With the Wimbledon Championships underway, we sat down with professional tennis coach Alex Ward to learn what it takes to get court-ready for the year’s biggest tournament
“With tennis, you need the body to be adaptable and robust in all muscle groups,” says Alex. The former tennis player moved into coaching after retiring from the game in 2018 and is now working with GB number 6 and number 147 in the world, Katie Swan.
“When it comes to training, the most important thing is to stay healthy and injury free, and to be able to keep banking good days and good weeks. I’ll happily call a session early if I think there’s a high injury risk or we’re pushing too hard,” he says.
Katie was a wildcard entrant at this year’s tournament, leading the charge of seven British hopefuls, including Cameron Norrie and Katie Boulter, but was sadly beaten by Swiss player Belinda Bencic.
When it comes to Katie’s training, Alex’s typical cycle consists of six days of sessions with one complete rest day per week. The sessions involve a combination of tennis, speed endurance and strength.
“It’s important to have a diverse flow of sessions, so we try to schedule easier days around the harder ones,” he says. “Not only does this get the body accustomed to the load, but it also gives Katie the mental confidence needed going into tournaments.”
Strength, agility and tennis sessions are all a part of a professional tennis player’s typical routine. Injury prevention is also important: this involves band work with low weights and high reps.
Training also varies depending on whether the tournament is on a grass or clay court.

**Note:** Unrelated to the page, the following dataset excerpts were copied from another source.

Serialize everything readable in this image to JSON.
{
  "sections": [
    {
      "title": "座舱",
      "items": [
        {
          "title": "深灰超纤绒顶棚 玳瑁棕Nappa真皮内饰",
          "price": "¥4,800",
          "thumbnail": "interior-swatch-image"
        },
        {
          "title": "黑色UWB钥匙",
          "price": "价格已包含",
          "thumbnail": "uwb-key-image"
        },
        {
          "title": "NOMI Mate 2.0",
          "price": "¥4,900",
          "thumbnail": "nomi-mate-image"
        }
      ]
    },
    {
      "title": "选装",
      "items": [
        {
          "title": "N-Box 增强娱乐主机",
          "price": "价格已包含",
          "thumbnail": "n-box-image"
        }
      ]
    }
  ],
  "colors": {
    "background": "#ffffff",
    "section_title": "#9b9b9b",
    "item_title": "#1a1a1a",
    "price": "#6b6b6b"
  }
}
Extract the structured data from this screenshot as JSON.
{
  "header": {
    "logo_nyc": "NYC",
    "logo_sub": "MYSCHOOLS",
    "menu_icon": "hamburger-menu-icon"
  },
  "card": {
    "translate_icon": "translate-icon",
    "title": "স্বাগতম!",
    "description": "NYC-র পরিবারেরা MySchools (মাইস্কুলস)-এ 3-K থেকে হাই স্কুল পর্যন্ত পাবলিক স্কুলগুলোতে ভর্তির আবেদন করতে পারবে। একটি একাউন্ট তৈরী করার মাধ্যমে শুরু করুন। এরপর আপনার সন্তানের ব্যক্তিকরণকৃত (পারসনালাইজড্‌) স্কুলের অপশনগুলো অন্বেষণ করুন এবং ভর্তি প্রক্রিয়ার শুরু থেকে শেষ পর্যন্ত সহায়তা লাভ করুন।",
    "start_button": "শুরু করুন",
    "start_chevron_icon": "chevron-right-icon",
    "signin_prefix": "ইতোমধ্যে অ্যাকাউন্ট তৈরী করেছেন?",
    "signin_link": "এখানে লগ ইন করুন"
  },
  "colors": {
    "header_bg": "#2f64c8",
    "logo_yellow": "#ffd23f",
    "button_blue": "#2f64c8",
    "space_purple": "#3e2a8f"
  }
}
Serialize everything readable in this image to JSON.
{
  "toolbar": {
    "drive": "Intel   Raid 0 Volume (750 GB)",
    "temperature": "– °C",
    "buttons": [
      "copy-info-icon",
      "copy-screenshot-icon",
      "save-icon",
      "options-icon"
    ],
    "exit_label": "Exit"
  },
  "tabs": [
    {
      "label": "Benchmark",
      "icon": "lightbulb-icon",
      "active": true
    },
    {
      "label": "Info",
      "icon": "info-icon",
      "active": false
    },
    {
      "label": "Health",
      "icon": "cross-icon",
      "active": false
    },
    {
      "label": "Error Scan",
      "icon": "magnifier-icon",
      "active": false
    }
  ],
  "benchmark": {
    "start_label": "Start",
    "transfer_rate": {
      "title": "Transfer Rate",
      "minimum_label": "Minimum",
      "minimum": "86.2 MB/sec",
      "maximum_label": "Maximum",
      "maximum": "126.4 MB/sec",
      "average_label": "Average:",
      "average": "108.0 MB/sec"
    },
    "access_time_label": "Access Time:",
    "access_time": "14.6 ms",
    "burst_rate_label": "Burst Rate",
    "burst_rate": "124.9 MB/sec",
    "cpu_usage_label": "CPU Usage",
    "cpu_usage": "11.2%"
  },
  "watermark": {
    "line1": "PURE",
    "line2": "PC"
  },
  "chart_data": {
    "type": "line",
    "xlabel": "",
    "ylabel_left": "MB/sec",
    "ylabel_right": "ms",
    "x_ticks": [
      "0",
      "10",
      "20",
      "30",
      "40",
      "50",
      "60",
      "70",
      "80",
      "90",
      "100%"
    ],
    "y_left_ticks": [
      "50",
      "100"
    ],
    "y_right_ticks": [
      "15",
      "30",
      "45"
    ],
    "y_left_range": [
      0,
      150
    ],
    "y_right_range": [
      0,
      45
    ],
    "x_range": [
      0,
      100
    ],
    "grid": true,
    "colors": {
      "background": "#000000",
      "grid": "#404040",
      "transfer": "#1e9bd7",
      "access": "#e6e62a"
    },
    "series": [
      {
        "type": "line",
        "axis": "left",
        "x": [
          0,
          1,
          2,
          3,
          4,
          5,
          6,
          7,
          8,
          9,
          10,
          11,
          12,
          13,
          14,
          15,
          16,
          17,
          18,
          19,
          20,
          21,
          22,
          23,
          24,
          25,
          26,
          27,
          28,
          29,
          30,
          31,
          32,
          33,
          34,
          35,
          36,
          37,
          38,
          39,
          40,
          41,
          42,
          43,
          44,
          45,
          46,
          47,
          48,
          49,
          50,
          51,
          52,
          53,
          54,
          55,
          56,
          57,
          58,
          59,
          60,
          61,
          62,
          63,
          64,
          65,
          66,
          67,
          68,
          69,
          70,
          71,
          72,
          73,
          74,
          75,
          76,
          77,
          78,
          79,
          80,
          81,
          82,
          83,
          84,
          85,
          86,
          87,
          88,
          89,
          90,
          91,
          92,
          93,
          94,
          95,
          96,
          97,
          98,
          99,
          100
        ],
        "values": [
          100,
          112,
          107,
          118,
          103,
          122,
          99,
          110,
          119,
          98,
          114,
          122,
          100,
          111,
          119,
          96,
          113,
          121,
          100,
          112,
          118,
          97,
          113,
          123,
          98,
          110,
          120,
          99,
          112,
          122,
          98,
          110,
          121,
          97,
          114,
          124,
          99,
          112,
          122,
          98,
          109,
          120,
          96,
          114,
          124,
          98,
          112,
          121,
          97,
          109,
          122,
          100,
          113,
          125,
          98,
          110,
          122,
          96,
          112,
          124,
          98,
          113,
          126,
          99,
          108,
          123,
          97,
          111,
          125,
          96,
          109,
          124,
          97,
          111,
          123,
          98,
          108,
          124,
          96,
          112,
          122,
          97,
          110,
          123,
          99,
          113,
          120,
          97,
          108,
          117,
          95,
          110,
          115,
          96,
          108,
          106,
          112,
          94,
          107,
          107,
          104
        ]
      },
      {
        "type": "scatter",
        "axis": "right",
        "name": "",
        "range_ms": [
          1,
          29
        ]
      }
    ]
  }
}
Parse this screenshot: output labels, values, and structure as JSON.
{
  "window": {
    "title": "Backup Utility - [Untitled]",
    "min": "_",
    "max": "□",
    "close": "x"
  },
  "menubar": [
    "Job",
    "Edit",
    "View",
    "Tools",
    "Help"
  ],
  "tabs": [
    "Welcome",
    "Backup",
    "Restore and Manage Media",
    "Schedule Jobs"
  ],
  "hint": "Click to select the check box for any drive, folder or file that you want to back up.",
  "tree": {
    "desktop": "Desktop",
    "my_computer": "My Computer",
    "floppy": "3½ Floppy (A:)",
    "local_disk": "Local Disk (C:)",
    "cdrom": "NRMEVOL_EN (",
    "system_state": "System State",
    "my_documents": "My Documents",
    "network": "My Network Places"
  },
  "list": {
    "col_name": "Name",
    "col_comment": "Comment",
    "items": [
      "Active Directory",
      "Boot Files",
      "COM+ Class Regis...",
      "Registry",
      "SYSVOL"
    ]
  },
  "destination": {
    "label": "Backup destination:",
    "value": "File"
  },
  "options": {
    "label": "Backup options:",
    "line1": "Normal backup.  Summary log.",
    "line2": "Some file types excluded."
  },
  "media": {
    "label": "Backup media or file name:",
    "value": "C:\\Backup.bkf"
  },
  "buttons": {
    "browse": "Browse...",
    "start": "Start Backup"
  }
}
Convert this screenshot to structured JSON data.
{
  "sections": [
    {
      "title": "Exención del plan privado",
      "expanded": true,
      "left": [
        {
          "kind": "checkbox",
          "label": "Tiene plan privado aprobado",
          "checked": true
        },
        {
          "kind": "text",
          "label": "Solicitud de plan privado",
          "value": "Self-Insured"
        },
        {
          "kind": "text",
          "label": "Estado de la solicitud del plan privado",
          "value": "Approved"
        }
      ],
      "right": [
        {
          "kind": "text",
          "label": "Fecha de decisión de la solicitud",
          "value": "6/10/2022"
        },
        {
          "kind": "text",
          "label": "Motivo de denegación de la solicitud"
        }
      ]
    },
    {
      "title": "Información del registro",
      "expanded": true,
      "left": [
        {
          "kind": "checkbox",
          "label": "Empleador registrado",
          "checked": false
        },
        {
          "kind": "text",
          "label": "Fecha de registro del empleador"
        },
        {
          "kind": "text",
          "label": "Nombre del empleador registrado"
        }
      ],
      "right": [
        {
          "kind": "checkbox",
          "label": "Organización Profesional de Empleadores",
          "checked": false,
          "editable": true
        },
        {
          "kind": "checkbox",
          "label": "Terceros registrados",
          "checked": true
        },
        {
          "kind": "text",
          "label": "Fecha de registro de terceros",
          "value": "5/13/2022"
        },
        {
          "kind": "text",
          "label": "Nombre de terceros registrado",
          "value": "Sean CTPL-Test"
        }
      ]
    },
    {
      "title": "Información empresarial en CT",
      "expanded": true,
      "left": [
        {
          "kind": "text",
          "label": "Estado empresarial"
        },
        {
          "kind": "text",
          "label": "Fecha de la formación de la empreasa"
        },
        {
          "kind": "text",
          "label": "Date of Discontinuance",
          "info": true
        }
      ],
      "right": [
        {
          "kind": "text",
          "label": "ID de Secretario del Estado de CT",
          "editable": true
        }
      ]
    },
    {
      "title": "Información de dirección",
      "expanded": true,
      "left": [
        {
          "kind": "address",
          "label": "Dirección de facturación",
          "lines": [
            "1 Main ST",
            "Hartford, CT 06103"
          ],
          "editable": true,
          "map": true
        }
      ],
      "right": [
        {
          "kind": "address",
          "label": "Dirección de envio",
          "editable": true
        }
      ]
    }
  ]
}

Wimbledon, for example, takes place on a grass court, where Alex notes that the ball has a lower bounce, so Katie has been doing more glute work to keep her strong in low positions. There’s also a variety of other training techniques that coaches use, which may come as a surprise.
“Spikeball is a great tool for a tennis warm up,” says Alex. “We’ve been playing a lot of one-on-ones, which really increase the heart rate and reactions.” He adds that interval training with 25 seconds in between reps is “fantastic for tennis players”, as that’s the exact amount of time they get in between each point.
What does the diet of a pro athlete look like?
While we all know the importance of training when it comes to professional athletes, nutrition is equally as integral.
“In general, a varied diet that’s high in calories is brilliant for a pro tennis player. Particularly pre-match, we look at a high-calorie meal the night before and some easy-to-digest carbs about two hours before,” explains Alex. “Matches can last anywhere from 45 minutes to four hours, so it’s important to make sure you have a good feed.”
Alex adds that, when it comes to hydration, drinks that contain electrolytes are of critical importance.
Coconut water is great for this, as the drink naturally contains a variety of electrolytes, including magnesium, potassium and calcium. You can also find many players opting for Lucozade Sport, which contains sodium, the main electrolyte lost in sweat.
“Some tournaments are in very hot places, and if you don’t get your hydration right, you’re screwed. This actually needs to begin in the preceding days before the match.”
Bananas tend to be a go-to method of court fuel for a lot of players, but Alex points to dates as being a “great choice” for getting energy into your system quickly.
Energy gels are also useful for delaying fatigue and allowing the player to maintain a higher level of intensity for longer. Containing a concentrated source of carbohydrates, the gel is quickly absorbed and can help to maintain blood sugar levels. And speaking of energy, caffeine is also suggested as a perfect power boost.
“Caffeine is great about 60 minutes before a match, if the player can tolerate it,” says Alex. “It’s probably the best legal performance-enhancing drug out there!”
What does a tennis player do to rest?
There’s no better way to rest and rejuvenate the body than to sleep, and the same goes for professional athletes.
“Nothing compares to sleep,” explains Alex. “There are lots of useful tools and equipment that can give you a minor benefit in recovery, but sleep is number one.”
Yoga, stretching and massages are also useful methods of muscle recovery, however, every player is different, and Alex warns that what might work for one may not necessarily be beneficial for another.
Above all, the coach emphasises the importance of players switching off from the sport when they can.
“Training and tournaments can be very tough at times, so players will need to be with their loved ones and do hobbies that will help them recover mentally and come back hungry and eager,” he says.
“Meditation is fantastic, too,” Alex adds. “Tennis is as much of a mental sport as it is a physical one, so it’s often the player in the better headspace who will come out on top.”